Scheduling Overcommit Protection

Overview

The Karmada scheduler processes scheduling tasks sequentially, but it relies on the karmada-scheduler-estimator to determine available cluster capacity. Because the estimator computes capacity based on Pods already bound to nodes, there is an inherent timing gap: after the scheduler assigns workloads to a cluster, it takes time for those workloads to be distributed, created, and bound to nodes. If new scheduling requests arrive during this window, the estimator operates on a stale snapshot and may over-commit the same cluster's resources across multiple consecutive scheduling decisions.

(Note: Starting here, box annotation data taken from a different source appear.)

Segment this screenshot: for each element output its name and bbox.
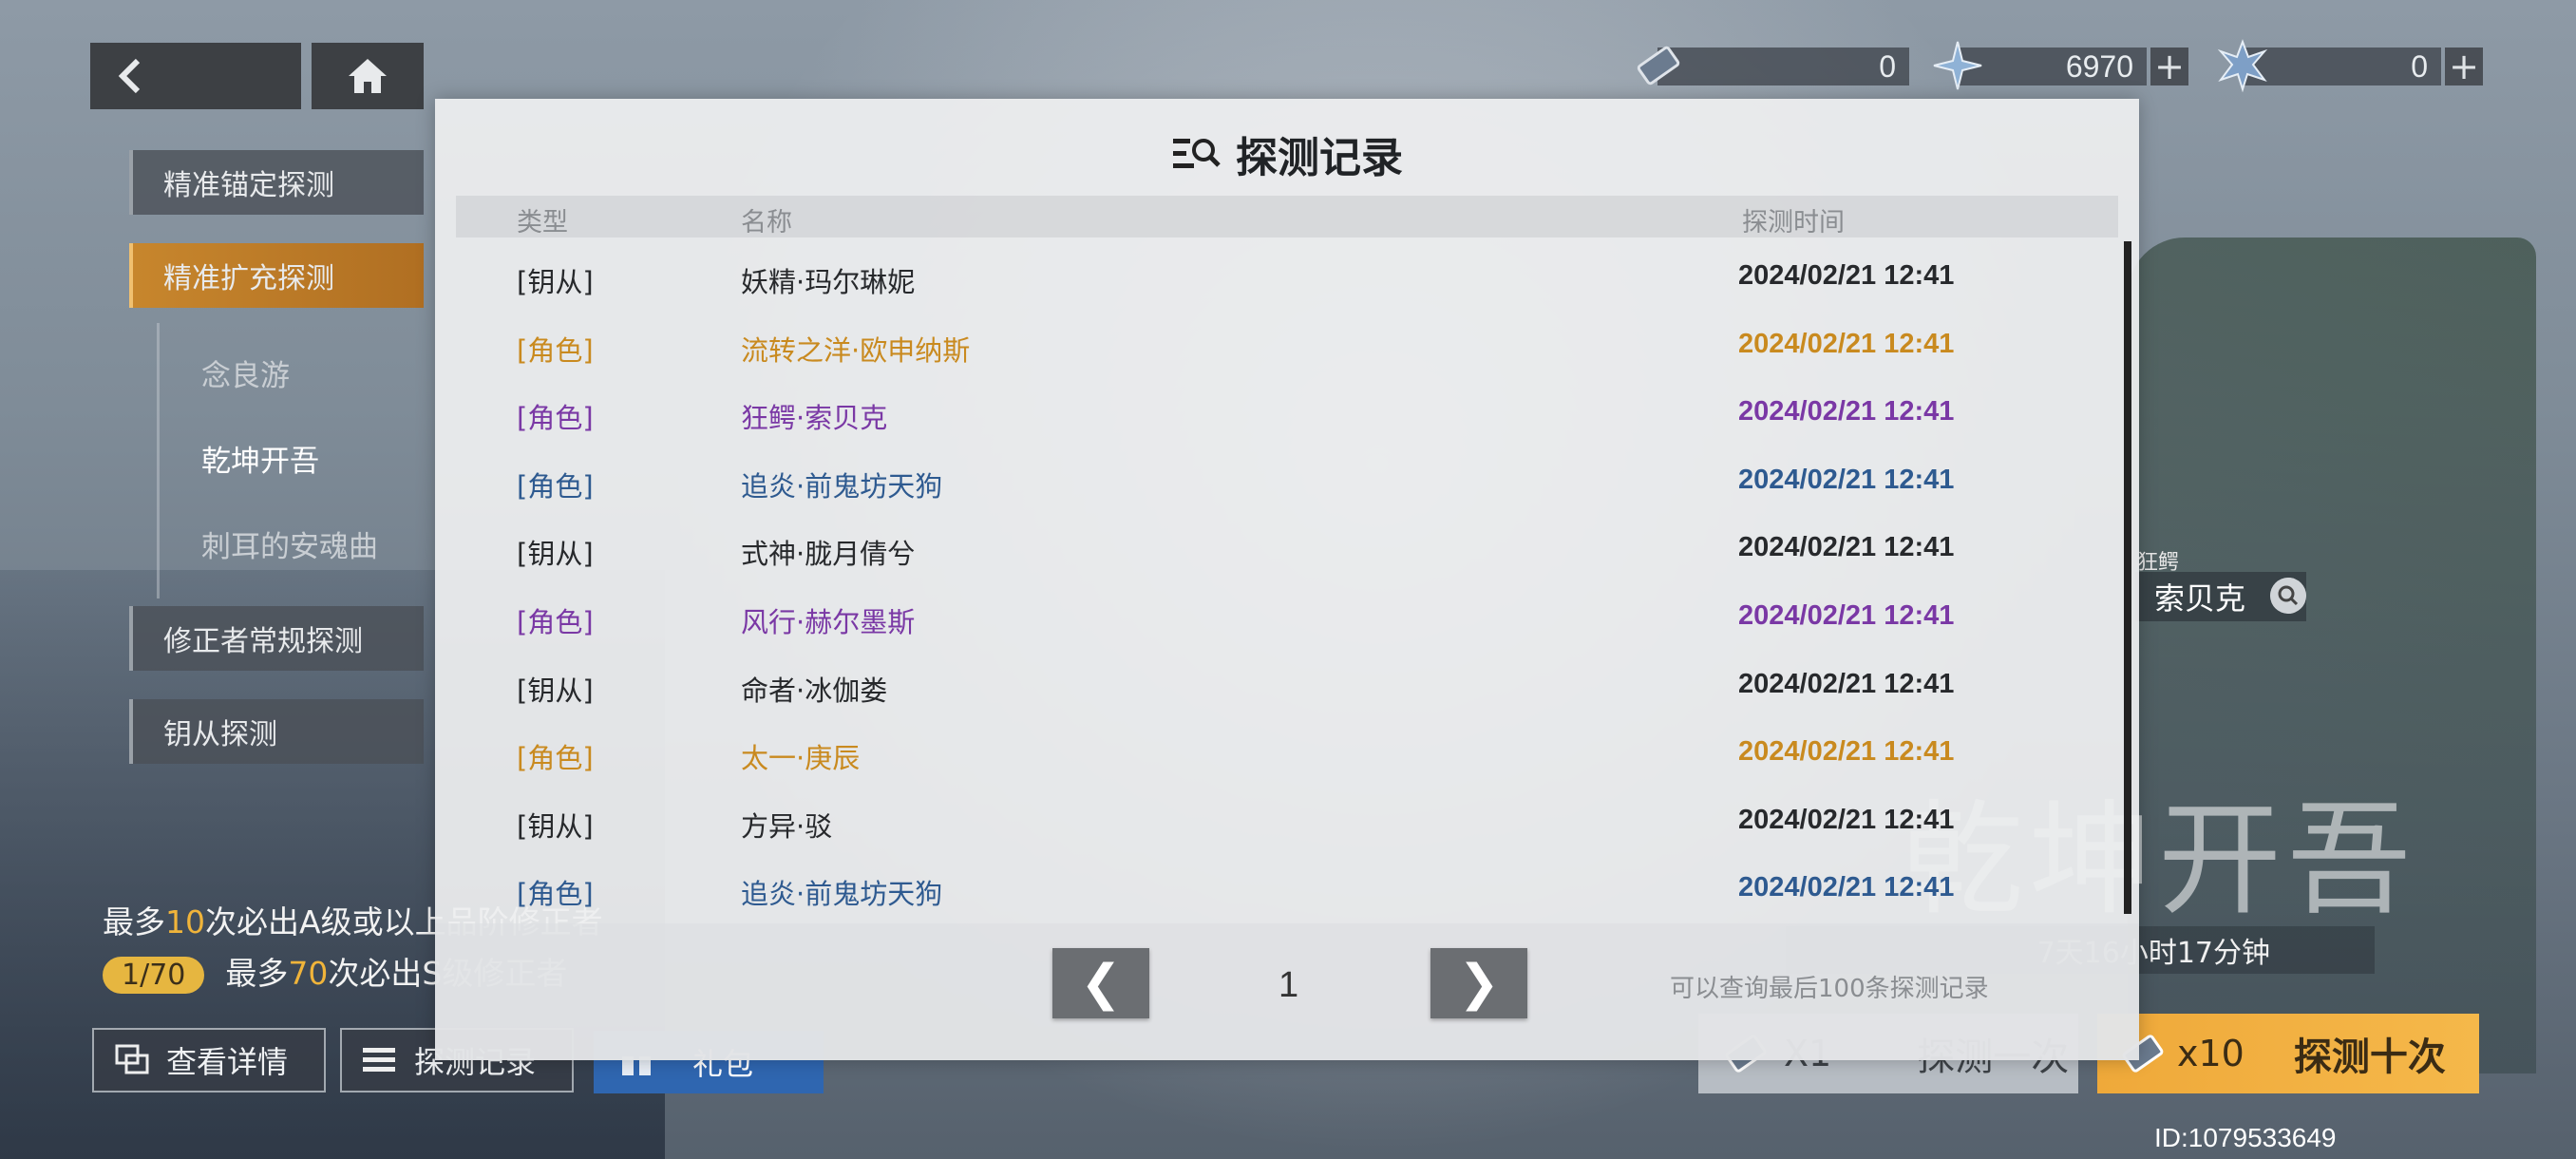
record-type: [钥从] [517,674,594,707]
sidebar-item-expand[interactable]: 精准扩充探测 [129,243,424,308]
record-name: 追炎·前鬼坊天狗 [741,469,943,503]
record-time: 2024/02/21 12:41 [1738,328,1955,359]
record-type: [钥从] [517,538,594,571]
back-arrow-icon [118,58,141,94]
record-time: 2024/02/21 12:41 [1738,804,1955,835]
record-time: 2024/02/21 12:41 [1738,396,1955,428]
magnifier-icon[interactable] [2270,578,2306,614]
submenu-line [157,323,160,598]
table-row: [角色] 追炎·前鬼坊天狗 2024/02/21 12:41 [435,446,2126,514]
record-name: 狂鳄·索贝克 [741,402,888,435]
sidebar-item-anchor[interactable]: 精准锚定探测 [129,150,424,215]
record-type: [角色] [517,606,594,638]
table-row: [角色] 风行·赫尔墨斯 2024/02/21 12:41 [435,581,2126,650]
record-time: 2024/02/21 12:41 [1738,736,1955,768]
draw-ten-label: 探测十次 [2293,1036,2446,1079]
record-name: 追炎·前鬼坊天狗 [741,878,943,911]
record-name: 命者·冰伽娄 [741,674,888,707]
record-name: 风行·赫尔墨斯 [741,606,916,638]
home-icon [349,59,387,93]
details-icon [115,1044,149,1074]
record-time: 2024/02/21 12:41 [1738,668,1955,699]
pity-counter: 1/70 [103,957,205,994]
currency-crystal: 6970 + [1933,41,2188,90]
pager-note: 可以查询最后100条探测记录 [1670,975,1989,1003]
record-name: 流转之洋·欧申纳斯 [741,333,971,367]
table-row: [钥从] 妖精·玛尔琳妮 2024/02/21 12:41 [435,241,2126,310]
currency-ticket: 0 [1637,46,1909,86]
currency-value: 0 [2242,48,2441,86]
table-row: [钥从] 式神·胧月倩兮 2024/02/21 12:41 [435,513,2126,581]
record-time: 2024/02/21 12:41 [1738,260,1955,291]
list-icon [363,1048,395,1072]
draw-ten-button[interactable]: x10 探测十次 [2097,1014,2479,1093]
info-text: 最多 [225,955,289,992]
info-number: 10 [165,903,205,940]
view-details-label: 查看详情 [166,1044,289,1080]
info-number: 70 [288,955,329,992]
prev-page-button[interactable]: ❮ [1052,948,1149,1018]
user-id: ID:1079533649 [2154,1123,2337,1152]
record-type: [角色] [517,402,594,435]
scrollbar[interactable] [2124,241,2131,914]
record-name: 妖精·玛尔琳妮 [741,266,916,298]
table-row: [钥从] 方异·驳 2024/02/21 12:41 [435,786,2126,854]
column-type: 类型 [517,208,568,238]
add-crystal-button[interactable]: + [2150,46,2188,87]
record-type: [角色] [517,469,594,503]
sidebar-item-key[interactable]: 钥从探测 [129,699,424,764]
record-time: 2024/02/21 12:41 [1738,464,1955,495]
record-name: 式神·胧月倩兮 [741,538,916,571]
record-name: 太一·庚辰 [741,742,861,775]
table-row: [钥从] 命者·冰伽娄 2024/02/21 12:41 [435,650,2126,718]
page-number: 1 [1279,965,1299,1005]
column-name: 名称 [741,208,792,238]
record-search-icon [1173,139,1221,168]
table-row: [角色] 流转之洋·欧申纳斯 2024/02/21 12:41 [435,310,2126,378]
star-crystal-icon [2217,39,2268,93]
view-details-button[interactable]: 查看详情 [92,1028,326,1092]
table-row: [角色] 追炎·前鬼坊天狗 2024/02/21 12:41 [435,853,2126,922]
sidebar-item-regular[interactable]: 修正者常规探测 [129,606,424,671]
table-header: 类型 名称 探测时间 [456,196,2118,238]
record-type: [角色] [517,878,594,911]
home-button[interactable] [312,43,424,109]
table-row: [角色] 太一·庚辰 2024/02/21 12:41 [435,717,2126,786]
sub-item-qiankun[interactable]: 乾坤开吾 [201,437,319,480]
records-modal: 探测记录 类型 名称 探测时间 [钥从] 妖精·玛尔琳妮 2024/02/21 12… [435,99,2139,1060]
sub-item-requiem[interactable]: 刺耳的安魂曲 [201,522,378,565]
sub-item-nianliangyou[interactable]: 念良游 [201,352,290,394]
record-time: 2024/02/21 12:41 [1738,872,1955,903]
table-row: [角色] 狂鳄·索贝克 2024/02/21 12:41 [435,377,2126,446]
next-page-button[interactable]: ❯ [1430,948,1527,1018]
currency-star: 0 + [2217,39,2483,93]
ticket-icon [1637,46,1680,86]
back-button[interactable] [90,43,301,109]
currency-value: 6970 [1957,48,2147,86]
record-name: 方异·驳 [741,809,833,843]
record-type: [角色] [517,333,594,367]
record-type: [钥从] [517,266,594,298]
modal-title: 探测记录 [435,124,2139,184]
modal-title-text: 探测记录 [1236,134,1403,182]
character-name: 索贝克 [2154,580,2246,617]
record-time: 2024/02/21 12:41 [1738,532,1955,563]
draw-ten-count: x10 [2177,1033,2245,1074]
record-type: [钥从] [517,809,594,843]
crystal-icon [1933,41,1982,90]
currency-value: 0 [1657,48,1909,86]
column-time: 探测时间 [1742,208,1845,238]
record-type: [角色] [517,742,594,775]
record-time: 2024/02/21 12:41 [1738,600,1955,631]
add-star-button[interactable]: + [2445,46,2483,87]
info-text: 最多 [103,903,165,940]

This feature introduces Scheduling Overcommit Protection to close this gap with an "assume and deduct" mechanism between the scheduler and the estimator.

This eliminates resource over-commitment in high-throughput scheduling scenarios, ensuring workloads are accurately distributed to clusters with genuine available capacity rather than silently Pending due to resource exhaustion.

For a detailed description of this feature, see the original proposal.

Prerequisites

  • This feature only applies to workloads using ReplicaSchedulingType: Divided with a capacity-aware division preference (Aggregated or DynamicWeight). Static-weight division (Weighted with static weight preferences) assigns replicas purely based on configured weights without consulting cluster resource availability, and is therefore unaffected. Workloads in Duplicated mode are also unaffected.

Enabling the Feature

SchedulingOvercommitProtection is an Alpha feature gate (disabled by default). It must be enabled on both karmada-scheduler and karmada-scheduler-estimator. Enabling it on only one side has no effect.

karmada-scheduler

Add the feature gate to the component startup flags:

--feature-gates=SchedulingOvercommitProtection=true

karmada-scheduler-estimator

Add the feature gate to the component startup flags:

--feature-gates=SchedulingOvercommitProtection=true

Limitations and Constraints

  • If karmada-scheduler restarts, all cached assumptions are lost and will not be rebuilt automatically. During the window between a restart and the actual resource consumption becoming visible in cluster status, over-commitment is still possible.
  • Assumption records are released when the resource interpreter reports the workload as healthy (via InterpretHealthy). However, this healthy signal may arrive well after the workload's Pods have already been bound to nodes and their resource consumption is visible to the estimator. During this window, both the actual Pod resource usage and the assumption record are deducted simultaneously, causing the estimator to underestimate available cluster capacity (double deduction). A TTL of 5 minutes serves as a fallback to clean up stale assumption records, but this value is not currently user-configurable.
  • For CRD workloads, proactive release of assumption records requires an InterpretHealthy hook to be configured in the resource interpreter. Without it, the scheduler cannot determine when the workload becomes healthy, and assumption records will only be cleaned up when the TTL expires.